Nat King Cole's Mona Lisa score was written by a Cuban

Mona Lisa, become a world hit song-theme by Nat King Cole, was the first song in the history not belonging to a musical film, awarded with an Oscar in 1951.


18 de junio de 2019 - By Mercedes Hernández

Mona Lisa, become a world hit song-theme by Nat King Cole, was the first song in the history not belonging to a musical film, awarded with an Oscar in 1951.

Hunger, despair, poverty and a black future leads us to big decisions; but those attitudes cannot be judged without  seeing them in context.

Some years ago I watched a documentary film on TV that shocked me: it told about the life of Mérido Gutiérrez Rippe, residing in New York in the fifties, whose economical needs forced him to sell one of his musical scores, or, perhaps, more than one. However, one in particular was an unprecedented fact. I have my own doubts and, as far as I have searched, I do not seem to find an answer: The song sold by the Cuban would have been so great or was it that it became famous by its arrangement and orchestration through Nat King Cole's voice?

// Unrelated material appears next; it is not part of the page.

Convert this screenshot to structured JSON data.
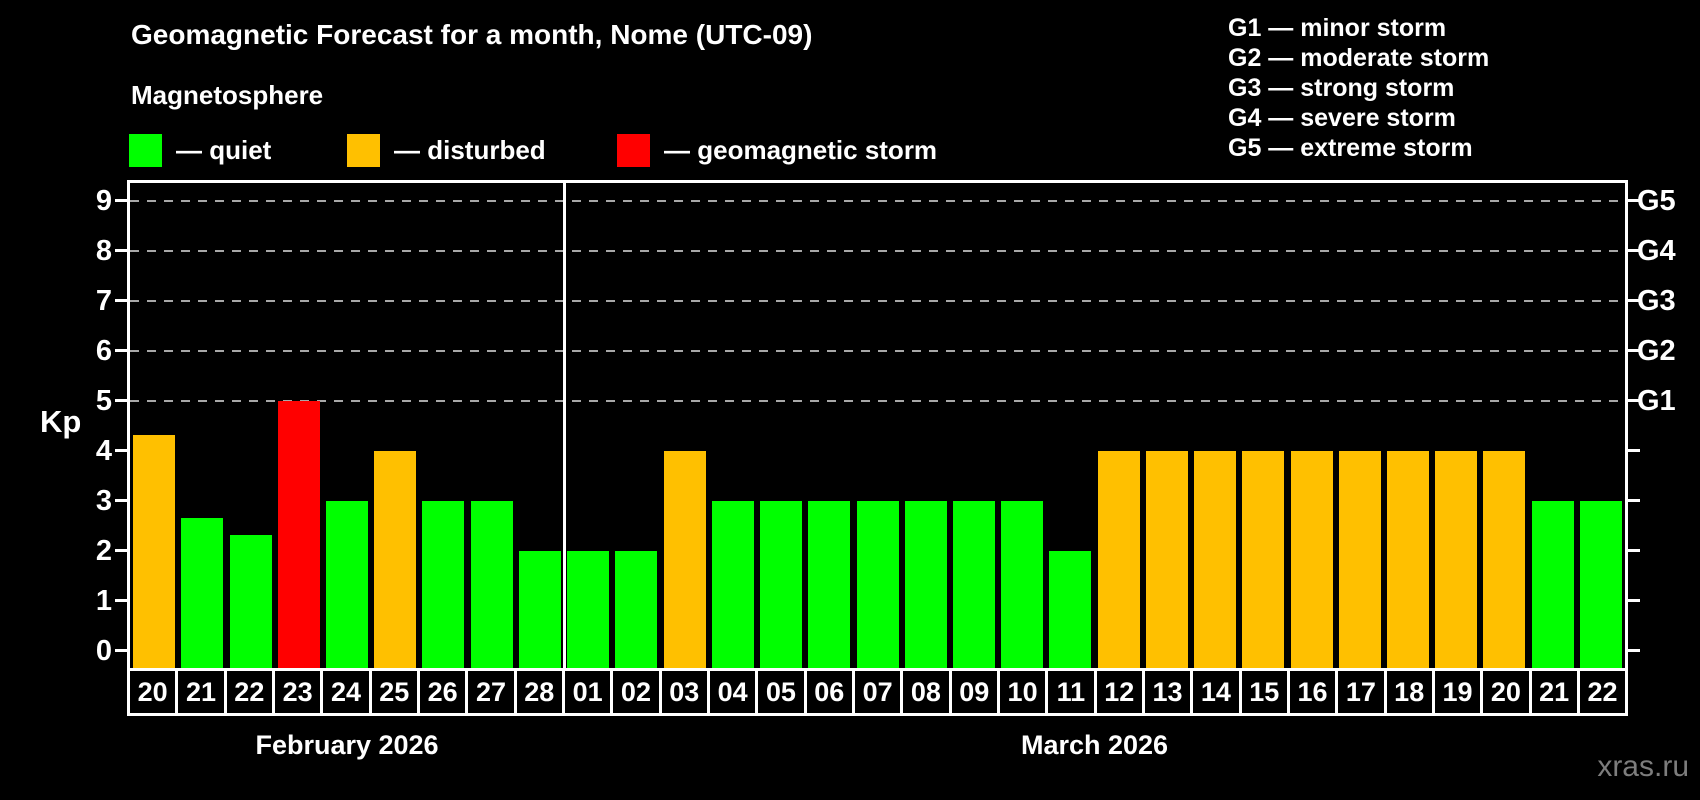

In an interview, Mérido Gutiérrez told the story of the melody. He narrated that under a heavy snowfall, he took refuge in the Fifth Avenue Library. One employee invited him to get into the building. Inside, there were cubicles full of book stands and reading tables. In a perfect symmetry, some portraits by famous painters adorned the walls. So, there was a reproduction of Da Vinci's Mona Lisa. Back home, he took a guitar and, little by little the tune was born.

Its composer pointed out that he used a group of bars from a popular song by Cuban tres player Arsenio Rodríguez, also living in New York by that time; until that, finally, after having registered it on the Intellectual Property Registry, at the Jeferson Music CD Inc., and ignoring the value of this song, he sold the copyright along with another song by the reasonable price of 200 dollars.

Two years later the tune became famous on the excellent voice of Nat King Cole and by the wonderful orchestra arrangement it was submitted. The song theme served as soundtrack of several American films in the first years of the nineteen-fifties.

The Merido Gutierrez's musical catalogue also includes themes as Crystal glass and I love you, how about you, among others, recorded by prestigious interpreters like Pedro Vargas and the Mexican trio Los Panchos.